Training using custom dataset does not converge

MSch8791 commented 3 years ago

Hi,

I am training the model efficientdet-d0 with a custom dataset but the training does not converge and loss stays around 2. I have converted the dataset in the COCO format to the TFRecord format using the create_coco_tfrecord script. When inspecting the resulting TFRecords using the script dataset/inspect_tfrecords.py everything seems good (at least visually on the generated images).

I have tried many tips coming from issues #676 #691 and #213 however nothing helped.

My config file is :

num_classes: 61
var_freeze_expr: '(efficientnet|fpn_cells|resample_p6)'
input_rand_hflip: false
learning_rate: 0.005
lr_warmup_init: 0.0005
moving_average_decay: 0.0
image_size: 240

I use the following command to train the model :

python main.py --mode=train --train_file_pattern=..\..\..\data\tfrecords\train_set\*.tfrecord --val_file_pattern=..\..\..\data\tfrecords\val_set\*.tfrecord --model_name=efficientdet-d0 --model_dir=tmp\efficientdet-d0-litterdetection --ckpt=efficientdet-d0 --train_batch_size=4 --eval_batch_size=4 --eval_samples=150 --num_examples_per_epoch=1200 --num_epochs=20 --hparams=D:\Projects\Litter_Detection\TACO\TACO_efficiendet_config.yaml

I have tried various values for the learning rate, the image size, the number of epochs and the number of samples per epoch but nothing helped to converge. I tried with use_keras_model: false too but no changes.

kartik4949 commented 3 years ago

also try with deleting var_freeze_expr and rerun

fsx950223 commented 3 years ago

Change anchors.

MSch8791 commented 3 years ago

Where can I change the anchors sizes ? It seems I can just change the related aspect ratios in the parameters.

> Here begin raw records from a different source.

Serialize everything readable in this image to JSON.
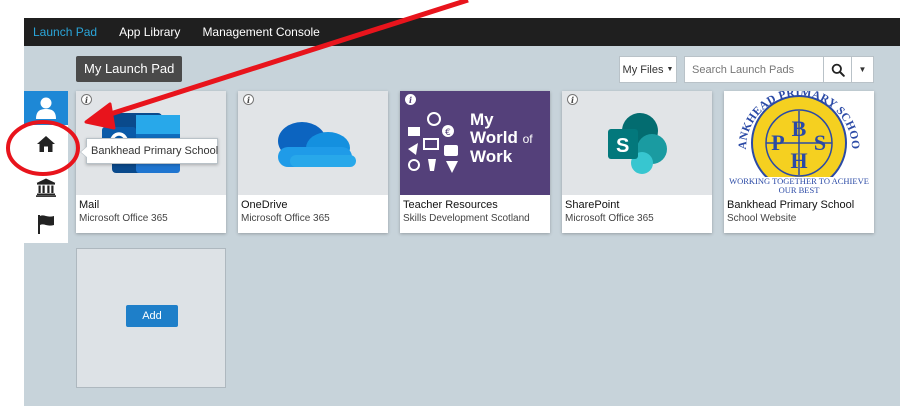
{
  "nav": {
    "items": [
      {
        "label": "Launch Pad",
        "active": true
      },
      {
        "label": "App Library",
        "active": false
      },
      {
        "label": "Management Console",
        "active": false
      }
    ]
  },
  "launchpad": {
    "title": "My Launch Pad"
  },
  "toolbar": {
    "my_files_label": "My Files",
    "search_placeholder": "Search Launch Pads"
  },
  "sidebar": {
    "icons": [
      "user-icon",
      "home-icon",
      "bank-icon",
      "flag-icon"
    ],
    "active_color": "#1e88d6"
  },
  "tooltip": {
    "text": "Bankhead Primary School"
  },
  "tiles": [
    {
      "name": "Mail",
      "subtitle": "Microsoft Office 365",
      "icon": "outlook-icon"
    },
    {
      "name": "OneDrive",
      "subtitle": "Microsoft Office 365",
      "icon": "onedrive-cloud-icon"
    },
    {
      "name": "Teacher Resources",
      "subtitle": "Skills Development Scotland",
      "icon": "my-world-of-work-logo",
      "logo_text": [
        "My",
        "World",
        "of",
        "Work"
      ]
    },
    {
      "name": "SharePoint",
      "subtitle": "Microsoft Office 365",
      "icon": "sharepoint-icon"
    },
    {
      "name": "Bankhead Primary School",
      "subtitle": "School Website",
      "icon": "school-crest-logo",
      "crest_text": {
        "top": "BANKHEAD PRIMARY SCHOOL",
        "bottom": "WORKING TOGETHER TO ACHIEVE OUR BEST",
        "letters": [
          "B",
          "P",
          "S",
          "H"
        ]
      }
    }
  ],
  "add_tile": {
    "label": "Add"
  },
  "colors": {
    "nav_bg": "#1f1f1f",
    "nav_active": "#2aa5d9",
    "canvas": "#c7d3da",
    "annotation": "#e8141c",
    "button": "#1e7fc9"
  }
}
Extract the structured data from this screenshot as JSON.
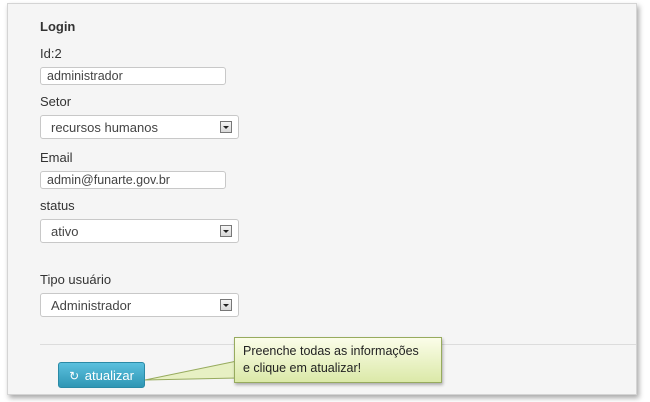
{
  "form": {
    "title": "Login",
    "id_label": "Id:2",
    "login_value": "administrador",
    "setor_label": "Setor",
    "setor_value": "recursos humanos",
    "email_label": "Email",
    "email_value": "admin@funarte.gov.br",
    "status_label": "status",
    "status_value": "ativo",
    "tipo_label": "Tipo usuário",
    "tipo_value": "Administrador"
  },
  "actions": {
    "submit_label": "atualizar",
    "submit_icon": "refresh-icon"
  },
  "callout": {
    "text_line1": "Preenche todas as informações",
    "text_line2": "e clique em atualizar!"
  }
}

EDIT: Based on what is said in the issue #524 by mingxingtan: "[...] the current default settings are level 3-7 and anchor_scale 4, which means they would cover object sizes from 4 2^3 = 32, to 4 2^7 = 512. You can use larger anchor scale (e.g. anchor_scale=5) if your datasets have a lot of big objects, or smaller anchor scale for smaller objects (e.g. anchor_scale=3 or 2). [...]"

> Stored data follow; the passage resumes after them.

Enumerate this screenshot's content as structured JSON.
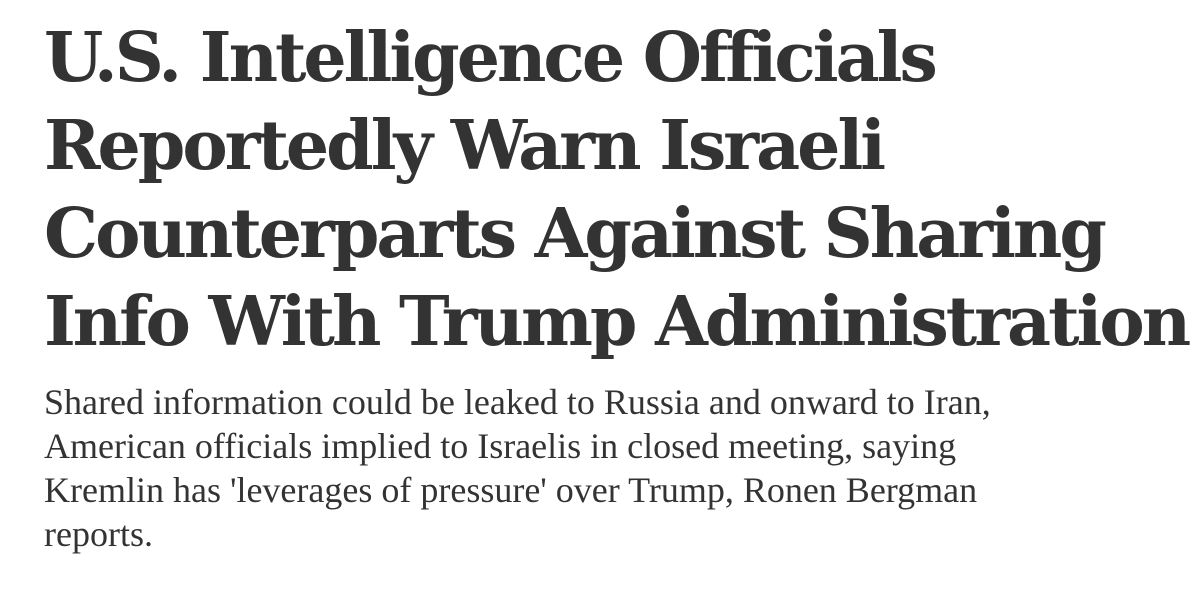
{
  "article": {
    "headline_lines": [
      "U.S. Intelligence Officials",
      "Reportedly Warn Israeli",
      "Counterparts Against Sharing",
      "Info With Trump Administration"
    ],
    "summary_lines": [
      "Shared information could be leaked to Russia and onward to Iran,",
      "American officials implied to Israelis in closed meeting, saying",
      "Kremlin has 'leverages of pressure' over Trump, Ronen Bergman",
      "reports."
    ]
  },
  "colors": {
    "text": "#333333",
    "background": "#ffffff"
  }
}
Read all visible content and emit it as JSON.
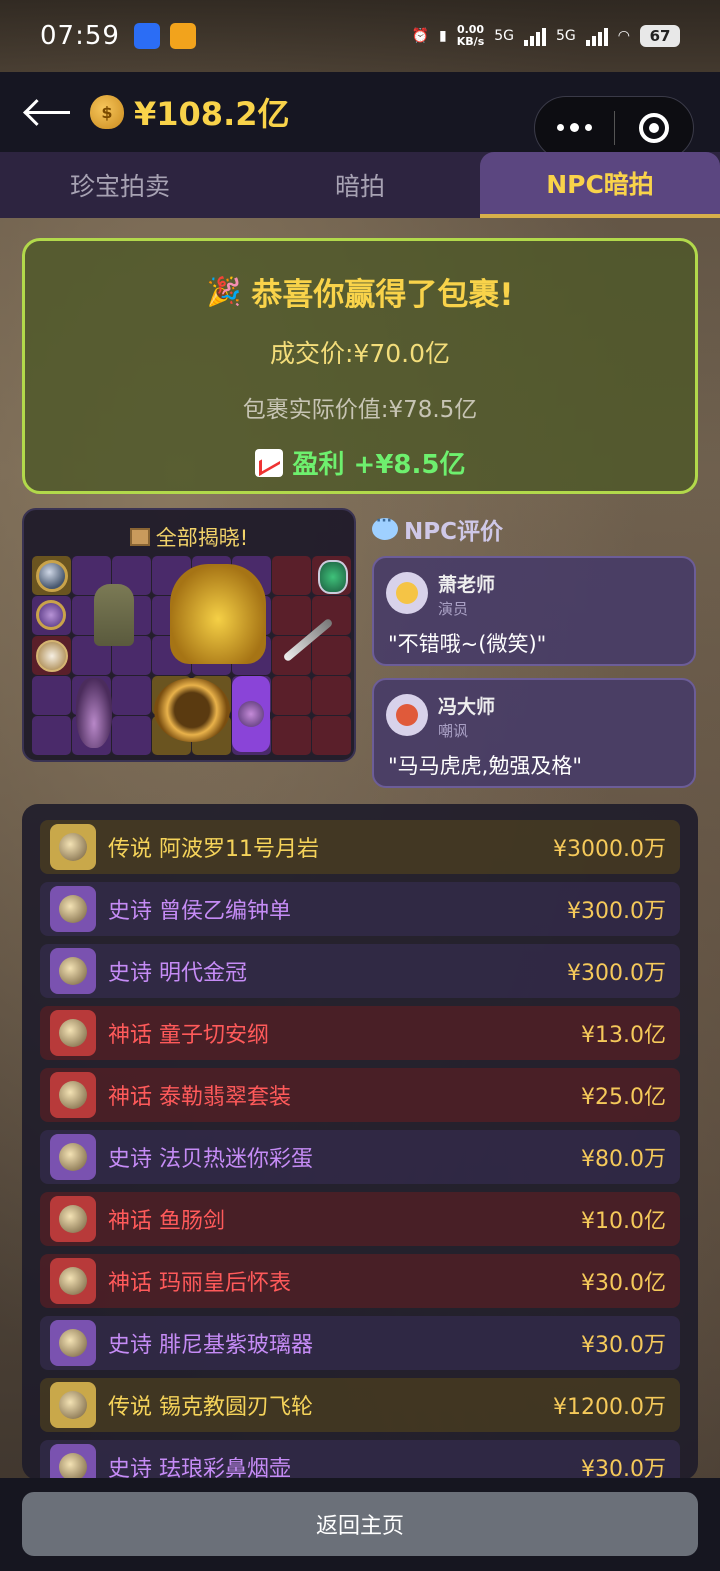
{
  "status_bar": {
    "time": "07:59",
    "net_speed_value": "0.00",
    "net_speed_unit": "KB/s",
    "signal_1": "5G",
    "signal_2": "5G",
    "battery": "67"
  },
  "header": {
    "balance": "¥108.2亿",
    "icons": [
      "back-arrow-icon",
      "money-bag-icon",
      "more-icon",
      "target-icon"
    ]
  },
  "tabs": [
    {
      "label": "珍宝拍卖",
      "active": false
    },
    {
      "label": "暗拍",
      "active": false
    },
    {
      "label": "NPC暗拍",
      "active": true
    }
  ],
  "result": {
    "title": "恭喜你赢得了包裹!",
    "deal_price": "成交价:¥70.0亿",
    "real_value": "包裹实际价值:¥78.5亿",
    "profit": "盈利 +¥8.5亿"
  },
  "reveal": {
    "title": "全部揭晓!"
  },
  "npc": {
    "header": "NPC评价",
    "reviews": [
      {
        "name": "萧老师",
        "role": "演员",
        "quote": "\"不错哦~(微笑)\""
      },
      {
        "name": "冯大师",
        "role": "嘲讽",
        "quote": "\"马马虎虎,勉强及格\""
      }
    ]
  },
  "items": [
    {
      "rarity": "legend",
      "name": "传说 阿波罗11号月岩",
      "price": "¥3000.0万"
    },
    {
      "rarity": "epic",
      "name": "史诗 曾侯乙编钟单",
      "price": "¥300.0万"
    },
    {
      "rarity": "epic",
      "name": "史诗 明代金冠",
      "price": "¥300.0万"
    },
    {
      "rarity": "myth",
      "name": "神话 童子切安纲",
      "price": "¥13.0亿"
    },
    {
      "rarity": "myth",
      "name": "神话 泰勒翡翠套装",
      "price": "¥25.0亿"
    },
    {
      "rarity": "epic",
      "name": "史诗 法贝热迷你彩蛋",
      "price": "¥80.0万"
    },
    {
      "rarity": "myth",
      "name": "神话 鱼肠剑",
      "price": "¥10.0亿"
    },
    {
      "rarity": "myth",
      "name": "神话 玛丽皇后怀表",
      "price": "¥30.0亿"
    },
    {
      "rarity": "epic",
      "name": "史诗 腓尼基紫玻璃器",
      "price": "¥30.0万"
    },
    {
      "rarity": "legend",
      "name": "传说 锡克教圆刃飞轮",
      "price": "¥1200.0万"
    },
    {
      "rarity": "epic",
      "name": "史诗 珐琅彩鼻烟壶",
      "price": "¥30.0万"
    }
  ],
  "bottom": {
    "home_button": "返回主页"
  }
}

It seems that to change the anchors sizes we need to change the parameters anchor_scale and potentially min_level and max_level. Is that right ?

I am trying with anchor_scale 1.0 and 2.0 to have anchors sizes respectively from 8 to 128 and from 16 to 256.

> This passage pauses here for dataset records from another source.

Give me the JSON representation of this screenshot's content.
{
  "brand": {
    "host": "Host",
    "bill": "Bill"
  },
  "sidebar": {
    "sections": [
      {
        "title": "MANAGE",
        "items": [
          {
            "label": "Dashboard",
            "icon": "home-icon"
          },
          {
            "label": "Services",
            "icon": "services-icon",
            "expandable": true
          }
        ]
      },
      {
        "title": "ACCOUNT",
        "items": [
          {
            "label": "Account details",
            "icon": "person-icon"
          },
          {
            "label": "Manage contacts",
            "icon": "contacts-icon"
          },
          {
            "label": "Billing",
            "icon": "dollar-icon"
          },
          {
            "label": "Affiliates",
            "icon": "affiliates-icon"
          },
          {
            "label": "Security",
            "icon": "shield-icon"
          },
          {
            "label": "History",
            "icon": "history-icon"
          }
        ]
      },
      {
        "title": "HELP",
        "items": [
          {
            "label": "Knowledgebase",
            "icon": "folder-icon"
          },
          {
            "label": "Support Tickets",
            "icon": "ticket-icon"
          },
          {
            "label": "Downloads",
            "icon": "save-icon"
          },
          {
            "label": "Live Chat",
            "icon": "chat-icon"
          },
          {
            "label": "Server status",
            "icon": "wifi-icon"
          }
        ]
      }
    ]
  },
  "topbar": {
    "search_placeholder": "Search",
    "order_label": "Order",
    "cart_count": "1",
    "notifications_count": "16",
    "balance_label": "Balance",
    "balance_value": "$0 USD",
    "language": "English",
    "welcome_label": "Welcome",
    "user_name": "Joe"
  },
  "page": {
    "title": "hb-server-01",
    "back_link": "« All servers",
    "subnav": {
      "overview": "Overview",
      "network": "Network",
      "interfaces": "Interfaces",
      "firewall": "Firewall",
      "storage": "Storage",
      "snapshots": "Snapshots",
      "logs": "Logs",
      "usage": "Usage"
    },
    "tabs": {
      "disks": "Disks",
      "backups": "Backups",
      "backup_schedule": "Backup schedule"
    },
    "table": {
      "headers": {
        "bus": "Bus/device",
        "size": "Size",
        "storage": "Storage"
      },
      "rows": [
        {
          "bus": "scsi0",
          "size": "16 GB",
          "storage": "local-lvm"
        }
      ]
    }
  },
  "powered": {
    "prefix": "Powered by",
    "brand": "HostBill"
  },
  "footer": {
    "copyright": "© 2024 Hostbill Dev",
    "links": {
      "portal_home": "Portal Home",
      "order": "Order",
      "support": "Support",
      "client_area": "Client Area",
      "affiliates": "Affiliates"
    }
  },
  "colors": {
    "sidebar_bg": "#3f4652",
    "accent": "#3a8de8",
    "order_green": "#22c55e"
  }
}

SiBensberg commented 3 years ago

@MSch8791 Try to find out which sizes the objects in your dataset have. The sizes you cited are always regarding the input picture. You do not necesserely need to change the min_ and max_level. There is a good chance that just anchor changes will work.

The shapes of your objects could also be a problem. For example wanting to detect poles will be difficult with standard settings because of the 'extreme' aspect ratio. For that change the anchor ratios with: h.aspect_ratios.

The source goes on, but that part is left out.